In these courses teachers support each other— and not just from the standpoint of bringing multiple ideas and sharing the workload. The interplay of their expertise and experience creates a highly dynamic classroom environment.
 
Students can witness teachers positively collaborating and can see and feel the benefits of cooperative learning environments. As one student noted, “I really appreciated the ways my teachers bounced ideas off each other. Sometimes they even disagreed on a point, and would show us how to handle having an academic debate.” I have enjoyed several such experiences in my teaching career and have found them to be tremendously rewarding from both a personal and professional standpoint. More importantly, I believe the experiences were highly beneficial for the students involved. In my first-ever attempt, I collaborated with an art teacher in a course called “Understanding the Contemporary World Through the Arts.” We were able to lean on each other in developing the class and picking each other’s brains for information. Truly, two heads were better than one, and we were able to synthesize some complex material and then represent that more effectively to our students.
 
Our efforts were rewarded with an invitation to present at a conference and an article write-up in a university journal on teaching. Not everything goes perfectly, of course. Teachers need to work out some of the details and logistics in unique and different ways, and sometimes the question of “who’s in charge?” can confuse the adults and/or the students. Who will grade assessments and how? What is the format for each lesson? How do teachers carve out the necessary time for planning?
 
And from a school perspective, we have to be realistic that we certainly cannot offer every course as a co-taught or team-taught effort. Purely from a business standpoint, we cannot cut our student/teacher ratio in half by putting two teachers in every room. That would not be financially feasible or sustainable. Indeed, we need to think carefully about what it means to be a full-time faculty member if some of a teacher’s assignment is in a collaborative effort. Right now, the examples are few enough that we can manage these issues, but if we decided to become even more innovative and bold with interdisciplinary, team-taught offerings, we will need to re-think how we structure some things.

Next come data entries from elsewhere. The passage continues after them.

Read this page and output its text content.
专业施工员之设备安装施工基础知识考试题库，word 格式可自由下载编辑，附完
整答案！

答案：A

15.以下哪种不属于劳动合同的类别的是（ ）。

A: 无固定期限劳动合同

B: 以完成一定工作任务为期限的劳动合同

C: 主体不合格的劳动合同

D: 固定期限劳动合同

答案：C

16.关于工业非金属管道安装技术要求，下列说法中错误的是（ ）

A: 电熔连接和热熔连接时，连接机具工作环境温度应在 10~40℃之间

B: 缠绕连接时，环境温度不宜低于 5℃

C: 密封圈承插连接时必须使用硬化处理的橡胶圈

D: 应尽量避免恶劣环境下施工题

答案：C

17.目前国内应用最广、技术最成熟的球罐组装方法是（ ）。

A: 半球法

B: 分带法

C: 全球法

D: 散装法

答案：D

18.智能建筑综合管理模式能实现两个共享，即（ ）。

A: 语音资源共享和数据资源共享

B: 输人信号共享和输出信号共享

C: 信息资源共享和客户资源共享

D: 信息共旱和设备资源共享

Still, for me right now, the outcomes are overwhelmingly positive. Given our recent emphasis on collaboration as a key 21st century skill, it is good to see our faculty are setting positive models and collaborating effectively themselves.
 
Next year we will add at least three more co-taught courses, including the STEAM class Chris Roads and Katy Hills will offer in which students will design and build a tiny house, and the multi-teacher effort involved in our elective on Haiti, which will explore that country’s history, literature and language in support of our ongoing work with a rural village in that country.